With the Kickstarter reaching it’s early stretch goals, the book has grown to be around 400 pages. The book will be a full-color hardcover. Here’s my rough vision for what the Numenera corebook will be like:
1. There will be about 100 pages of rules material, perhaps less. And the vast majority of that will be character options, rather than rules. The “how to play this game” part of the rules will likely fit into a dozen pages or so, at least as I have envisioned it now. (Playtesting usually makes such sections grow, so we’ll see.)
2. Another 100 page or so might be devoted to GM advice, and a how-to approach to running a Numenera game, including lots and lots and lots of interesting of numenera treasures and dangers to find. I really think that the game will benefit from lots of GM advice.

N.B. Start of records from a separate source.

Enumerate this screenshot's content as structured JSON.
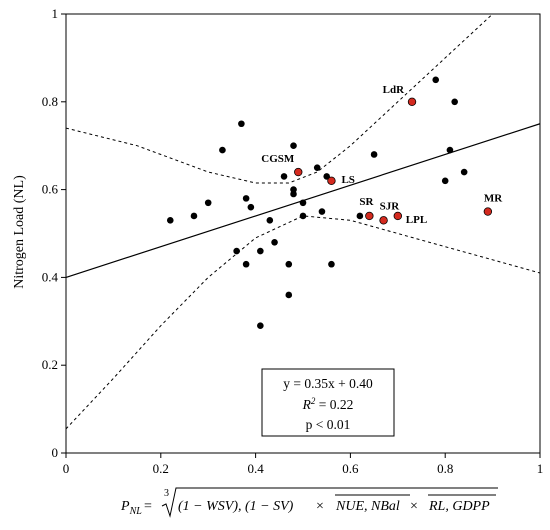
{
  "chart_data": {
    "type": "scatter",
    "title": "",
    "ylabel": "Nitrogen Load (NL)",
    "xlim": [
      0,
      1
    ],
    "ylim": [
      0,
      1
    ],
    "x_ticks": [
      "0",
      "0.2",
      "0.4",
      "0.6",
      "0.8",
      "1"
    ],
    "y_ticks": [
      "0",
      "0.2",
      "0.4",
      "0.6",
      "0.8",
      "1"
    ],
    "grid": false,
    "points": [
      {
        "x": 0.22,
        "y": 0.53
      },
      {
        "x": 0.27,
        "y": 0.54
      },
      {
        "x": 0.3,
        "y": 0.57
      },
      {
        "x": 0.33,
        "y": 0.69
      },
      {
        "x": 0.37,
        "y": 0.75
      },
      {
        "x": 0.38,
        "y": 0.58
      },
      {
        "x": 0.39,
        "y": 0.56
      },
      {
        "x": 0.36,
        "y": 0.46
      },
      {
        "x": 0.38,
        "y": 0.43
      },
      {
        "x": 0.41,
        "y": 0.29
      },
      {
        "x": 0.41,
        "y": 0.46
      },
      {
        "x": 0.43,
        "y": 0.53
      },
      {
        "x": 0.44,
        "y": 0.48
      },
      {
        "x": 0.46,
        "y": 0.63
      },
      {
        "x": 0.47,
        "y": 0.43
      },
      {
        "x": 0.47,
        "y": 0.36
      },
      {
        "x": 0.48,
        "y": 0.59
      },
      {
        "x": 0.48,
        "y": 0.6
      },
      {
        "x": 0.48,
        "y": 0.7
      },
      {
        "x": 0.5,
        "y": 0.54
      },
      {
        "x": 0.5,
        "y": 0.57
      },
      {
        "x": 0.53,
        "y": 0.65
      },
      {
        "x": 0.54,
        "y": 0.55
      },
      {
        "x": 0.55,
        "y": 0.63
      },
      {
        "x": 0.56,
        "y": 0.43
      },
      {
        "x": 0.62,
        "y": 0.54
      },
      {
        "x": 0.65,
        "y": 0.68
      },
      {
        "x": 0.78,
        "y": 0.85
      },
      {
        "x": 0.8,
        "y": 0.62
      },
      {
        "x": 0.81,
        "y": 0.69
      },
      {
        "x": 0.82,
        "y": 0.8
      },
      {
        "x": 0.84,
        "y": 0.64
      }
    ],
    "highlighted": [
      {
        "label": "CGSM",
        "x": 0.49,
        "y": 0.64
      },
      {
        "label": "LS",
        "x": 0.56,
        "y": 0.62
      },
      {
        "label": "LdR",
        "x": 0.73,
        "y": 0.8
      },
      {
        "label": "SR",
        "x": 0.64,
        "y": 0.54
      },
      {
        "label": "SJR",
        "x": 0.67,
        "y": 0.53
      },
      {
        "label": "LPL",
        "x": 0.7,
        "y": 0.54
      },
      {
        "label": "MR",
        "x": 0.89,
        "y": 0.55
      }
    ],
    "regression": {
      "slope": 0.35,
      "intercept": 0.4
    },
    "confidence_upper": [
      [
        0,
        0.74
      ],
      [
        0.15,
        0.7
      ],
      [
        0.3,
        0.64
      ],
      [
        0.4,
        0.615
      ],
      [
        0.47,
        0.615
      ],
      [
        0.53,
        0.64
      ],
      [
        0.6,
        0.7
      ],
      [
        0.7,
        0.8
      ],
      [
        0.8,
        0.9
      ],
      [
        0.9,
        1.0
      ]
    ],
    "confidence_lower": [
      [
        0,
        0.055
      ],
      [
        0.1,
        0.17
      ],
      [
        0.2,
        0.29
      ],
      [
        0.3,
        0.4
      ],
      [
        0.4,
        0.49
      ],
      [
        0.5,
        0.54
      ],
      [
        0.6,
        0.53
      ],
      [
        0.7,
        0.5
      ],
      [
        0.8,
        0.47
      ],
      [
        0.9,
        0.44
      ],
      [
        1.0,
        0.41
      ]
    ],
    "stats": {
      "equation": "y = 0.35x + 0.40",
      "r2_value": " = 0.22",
      "pvalue": "p < 0.01"
    },
    "colors": {
      "point": "#000000",
      "highlight": "#d42a1f",
      "line": "#000000"
    }
  },
  "xlabel": {
    "lhs": "P",
    "lhs_sub": "NL",
    "equals": " = ",
    "root_index": "3",
    "term1": "(1 − WSV), (1 − SV)",
    "times": " × ",
    "term2": "NUE, NBal",
    "term3": "RL, GDPP"
  },
  "stats_r2_symbol": "R",
  "stats_r2_sup": "2"
}
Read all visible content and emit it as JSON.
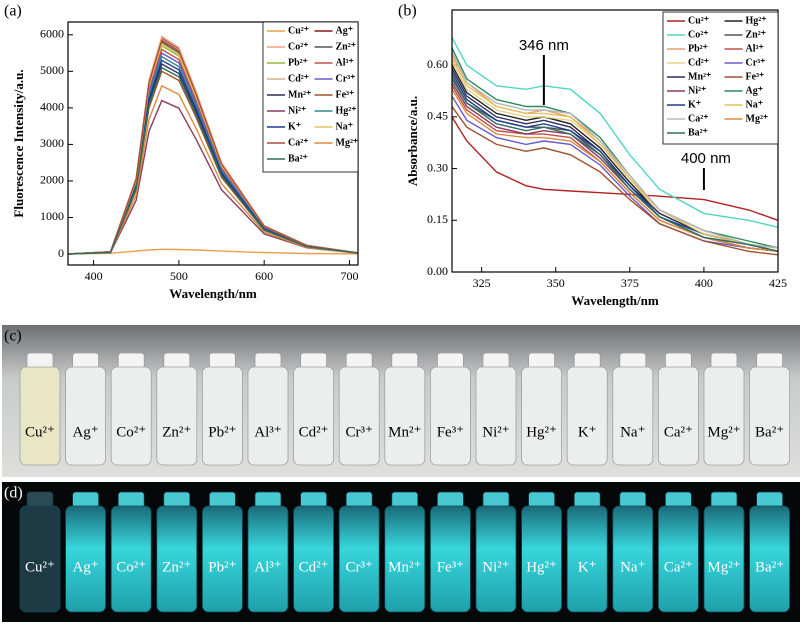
{
  "chart_data": [
    {
      "type": "line",
      "label": "(a)",
      "x_label": "Wavelength/nm",
      "y_label": "Fluorescence Intensity/a.u.",
      "x": [
        370,
        420,
        450,
        465,
        480,
        500,
        520,
        550,
        600,
        650,
        710
      ],
      "xlim": [
        370,
        710
      ],
      "ylim": [
        -300,
        6350
      ],
      "xticks": [
        400,
        500,
        600,
        700
      ],
      "yticks": [
        0,
        1000,
        2000,
        3000,
        4000,
        5000,
        6000
      ],
      "legend_position": "upper right",
      "series": [
        {
          "name": "Cu²⁺",
          "color": "#e8a04c",
          "values": [
            0,
            20,
            80,
            110,
            130,
            125,
            110,
            80,
            40,
            15,
            5
          ]
        },
        {
          "name": "Ag⁺",
          "color": "#8b1a1a",
          "values": [
            0,
            60,
            2070,
            4720,
            5900,
            5610,
            4430,
            2480,
            770,
            240,
            30
          ]
        },
        {
          "name": "Co²⁺",
          "color": "#f2a07b",
          "values": [
            0,
            60,
            2080,
            4760,
            5950,
            5650,
            4460,
            2500,
            770,
            240,
            30
          ]
        },
        {
          "name": "Zn²⁺",
          "color": "#555555",
          "values": [
            0,
            60,
            2030,
            4640,
            5800,
            5510,
            4350,
            2440,
            750,
            230,
            30
          ]
        },
        {
          "name": "Pb²⁺",
          "color": "#8fbc3f",
          "values": [
            0,
            60,
            2000,
            4560,
            5700,
            5420,
            4280,
            2390,
            740,
            230,
            30
          ]
        },
        {
          "name": "Al³⁺",
          "color": "#c0504d",
          "values": [
            0,
            60,
            1960,
            4480,
            5600,
            5320,
            4200,
            2350,
            730,
            220,
            30
          ]
        },
        {
          "name": "Cd²⁺",
          "color": "#d2b48c",
          "values": [
            0,
            60,
            2060,
            4700,
            5880,
            5590,
            4410,
            2470,
            760,
            240,
            30
          ]
        },
        {
          "name": "Cr³⁺",
          "color": "#6a5acd",
          "values": [
            0,
            60,
            1930,
            4400,
            5500,
            5230,
            4130,
            2310,
            720,
            220,
            30
          ]
        },
        {
          "name": "Mn²⁺",
          "color": "#2f2f5f",
          "values": [
            0,
            50,
            1820,
            4160,
            5200,
            4940,
            3900,
            2180,
            680,
            210,
            30
          ]
        },
        {
          "name": "Fe³⁺",
          "color": "#a0522d",
          "values": [
            0,
            50,
            1750,
            4000,
            5000,
            4750,
            3750,
            2100,
            650,
            200,
            30
          ]
        },
        {
          "name": "Ni²⁺",
          "color": "#8b3a62",
          "values": [
            0,
            40,
            1470,
            3360,
            4200,
            3990,
            3150,
            1760,
            550,
            170,
            20
          ]
        },
        {
          "name": "Hg²⁺",
          "color": "#2e8b8b",
          "values": [
            0,
            50,
            1890,
            4320,
            5400,
            5130,
            4050,
            2270,
            700,
            220,
            30
          ]
        },
        {
          "name": "K⁺",
          "color": "#1f3f8f",
          "values": [
            0,
            50,
            1860,
            4240,
            5300,
            5040,
            3980,
            2230,
            690,
            210,
            30
          ]
        },
        {
          "name": "Na⁺",
          "color": "#e6c25a",
          "values": [
            0,
            60,
            2010,
            4600,
            5750,
            5460,
            4310,
            2420,
            750,
            230,
            30
          ]
        },
        {
          "name": "Ca²⁺",
          "color": "#b04a3a",
          "values": [
            0,
            60,
            2050,
            4680,
            5850,
            5560,
            4390,
            2460,
            760,
            230,
            30
          ]
        },
        {
          "name": "Mg²⁺",
          "color": "#d98c3a",
          "values": [
            0,
            50,
            1610,
            3680,
            4600,
            4370,
            3450,
            1930,
            600,
            180,
            20
          ]
        },
        {
          "name": "Ba²⁺",
          "color": "#2f6f5f",
          "values": [
            0,
            50,
            1790,
            4080,
            5100,
            4850,
            3830,
            2140,
            660,
            200,
            30
          ]
        }
      ]
    },
    {
      "type": "line",
      "label": "(b)",
      "x_label": "Wavelength/nm",
      "y_label": "Absorbance/a.u.",
      "x": [
        315,
        320,
        330,
        340,
        346,
        355,
        365,
        375,
        385,
        400,
        415,
        425
      ],
      "xlim": [
        315,
        425
      ],
      "ylim": [
        0,
        0.76
      ],
      "xticks": [
        325,
        350,
        375,
        400,
        425
      ],
      "yticks": [
        {
          "value": 0,
          "label": "0.00"
        },
        0.15,
        {
          "value": 0.3,
          "label": "0.30"
        },
        0.45,
        {
          "value": 0.6,
          "label": "0.60"
        }
      ],
      "legend_position": "upper right",
      "annotations": [
        {
          "text": "346 nm",
          "x": 346
        },
        {
          "text": "400 nm",
          "x": 400
        }
      ],
      "series": [
        {
          "name": "Cu²⁺",
          "color": "#b22222",
          "values": [
            0.45,
            0.38,
            0.29,
            0.25,
            0.24,
            0.235,
            0.23,
            0.225,
            0.22,
            0.21,
            0.18,
            0.15
          ]
        },
        {
          "name": "Hg²⁺",
          "color": "#222222",
          "values": [
            0.6,
            0.52,
            0.46,
            0.44,
            0.45,
            0.43,
            0.36,
            0.26,
            0.17,
            0.11,
            0.08,
            0.07
          ]
        },
        {
          "name": "Co²⁺",
          "color": "#4fd6c4",
          "values": [
            0.68,
            0.6,
            0.54,
            0.53,
            0.54,
            0.53,
            0.46,
            0.34,
            0.24,
            0.17,
            0.15,
            0.13
          ]
        },
        {
          "name": "Zn²⁺",
          "color": "#555555",
          "values": [
            0.57,
            0.49,
            0.44,
            0.42,
            0.42,
            0.41,
            0.34,
            0.25,
            0.16,
            0.1,
            0.08,
            0.06
          ]
        },
        {
          "name": "Pb²⁺",
          "color": "#e8a070",
          "values": [
            0.63,
            0.55,
            0.48,
            0.46,
            0.47,
            0.45,
            0.38,
            0.27,
            0.18,
            0.12,
            0.08,
            0.07
          ]
        },
        {
          "name": "Al³⁺",
          "color": "#c0504d",
          "values": [
            0.54,
            0.47,
            0.41,
            0.4,
            0.4,
            0.39,
            0.32,
            0.23,
            0.15,
            0.1,
            0.07,
            0.06
          ]
        },
        {
          "name": "Cd²⁺",
          "color": "#e6d08a",
          "values": [
            0.61,
            0.53,
            0.47,
            0.45,
            0.45,
            0.44,
            0.37,
            0.27,
            0.17,
            0.11,
            0.08,
            0.07
          ]
        },
        {
          "name": "Cr³⁺",
          "color": "#6a5acd",
          "values": [
            0.51,
            0.44,
            0.39,
            0.37,
            0.38,
            0.37,
            0.31,
            0.22,
            0.14,
            0.09,
            0.07,
            0.06
          ]
        },
        {
          "name": "Mn²⁺",
          "color": "#2f2f5f",
          "values": [
            0.59,
            0.51,
            0.45,
            0.43,
            0.44,
            0.42,
            0.35,
            0.25,
            0.17,
            0.11,
            0.08,
            0.06
          ]
        },
        {
          "name": "Fe³⁺",
          "color": "#a0522d",
          "values": [
            0.48,
            0.42,
            0.37,
            0.35,
            0.36,
            0.34,
            0.29,
            0.21,
            0.14,
            0.09,
            0.06,
            0.05
          ]
        },
        {
          "name": "Ni²⁺",
          "color": "#8b3a62",
          "values": [
            0.55,
            0.48,
            0.42,
            0.4,
            0.41,
            0.4,
            0.33,
            0.24,
            0.16,
            0.1,
            0.07,
            0.06
          ]
        },
        {
          "name": "Ag⁺",
          "color": "#2e8b5b",
          "values": [
            0.65,
            0.56,
            0.5,
            0.48,
            0.48,
            0.46,
            0.39,
            0.28,
            0.18,
            0.12,
            0.09,
            0.07
          ]
        },
        {
          "name": "K⁺",
          "color": "#1f3f8f",
          "values": [
            0.58,
            0.5,
            0.44,
            0.42,
            0.43,
            0.41,
            0.35,
            0.25,
            0.16,
            0.11,
            0.08,
            0.06
          ]
        },
        {
          "name": "Na⁺",
          "color": "#e6c25a",
          "values": [
            0.62,
            0.54,
            0.48,
            0.46,
            0.46,
            0.45,
            0.37,
            0.27,
            0.18,
            0.11,
            0.08,
            0.07
          ]
        },
        {
          "name": "Ca²⁺",
          "color": "#b8b8b8",
          "values": [
            0.64,
            0.55,
            0.49,
            0.47,
            0.47,
            0.46,
            0.38,
            0.28,
            0.18,
            0.12,
            0.08,
            0.07
          ]
        },
        {
          "name": "Mg²⁺",
          "color": "#d98c3a",
          "values": [
            0.53,
            0.46,
            0.4,
            0.39,
            0.39,
            0.38,
            0.32,
            0.23,
            0.15,
            0.1,
            0.07,
            0.06
          ]
        },
        {
          "name": "Ba²⁺",
          "color": "#2f6f5f",
          "values": [
            0.56,
            0.49,
            0.43,
            0.41,
            0.42,
            0.4,
            0.34,
            0.24,
            0.16,
            0.1,
            0.08,
            0.06
          ]
        }
      ]
    }
  ],
  "photos": [
    {
      "label": "(c)",
      "vials": [
        "Cu²⁺",
        "Ag⁺",
        "Co²⁺",
        "Zn²⁺",
        "Pb²⁺",
        "Al³⁺",
        "Cd²⁺",
        "Cr³⁺",
        "Mn²⁺",
        "Fe³⁺",
        "Ni²⁺",
        "Hg²⁺",
        "K⁺",
        "Na⁺",
        "Ca²⁺",
        "Mg²⁺",
        "Ba²⁺"
      ]
    },
    {
      "label": "(d)",
      "vials": [
        "Cu²⁺",
        "Ag⁺",
        "Co²⁺",
        "Zn²⁺",
        "Pb²⁺",
        "Al³⁺",
        "Cd²⁺",
        "Cr³⁺",
        "Mn²⁺",
        "Fe³⁺",
        "Ni²⁺",
        "Hg²⁺",
        "K⁺",
        "Na⁺",
        "Ca²⁺",
        "Mg²⁺",
        "Ba²⁺"
      ]
    }
  ]
}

There’s a lot to discuss regarding the technology and the wide-open nature of the setting, as well as the general “imagination gone wild” tone.
3. The rest of the book, about 200 pages (thus, about half the book now), will detail the setting. And an ample amount of that will be adventure material. Setting material would include a bestiary of foes: various creatures and a bunch of ready-made NPCs.
I plan on presenting adventure material for this book much like I did in Ptolus. Which is to say, at many different levels of detail. There will be many, many straightforward adventure hooks, suggestions, and rough outlines, for GMs who just want an idea or two to run with. That’s the first kind of presentation. The second, I would describe as a sort of intermediary approach: perhaps a map with brief descriptions, some ideas, and some NPCs or creatures to use. The last approach would be full-blown, fully-detailed adventures. This means that no matter what kind of GM you are, there will be adventure material for you. I’m a firm believer that nothing gets across how a game can be run than adventure material, and presenting it in many ways gives a lot of options.
Overall, the setting will have a “sandbox” approach, with a lot of information that can be used by GMs in a lot of ways. I’m more interested in really showing how to run a game in the Ninth World than I am in detailing what’s under every rock, but with this expansion in size there’s room for plenty of detail too.
This is all subject to minor changes, but you get the general idea of where I’m going with it.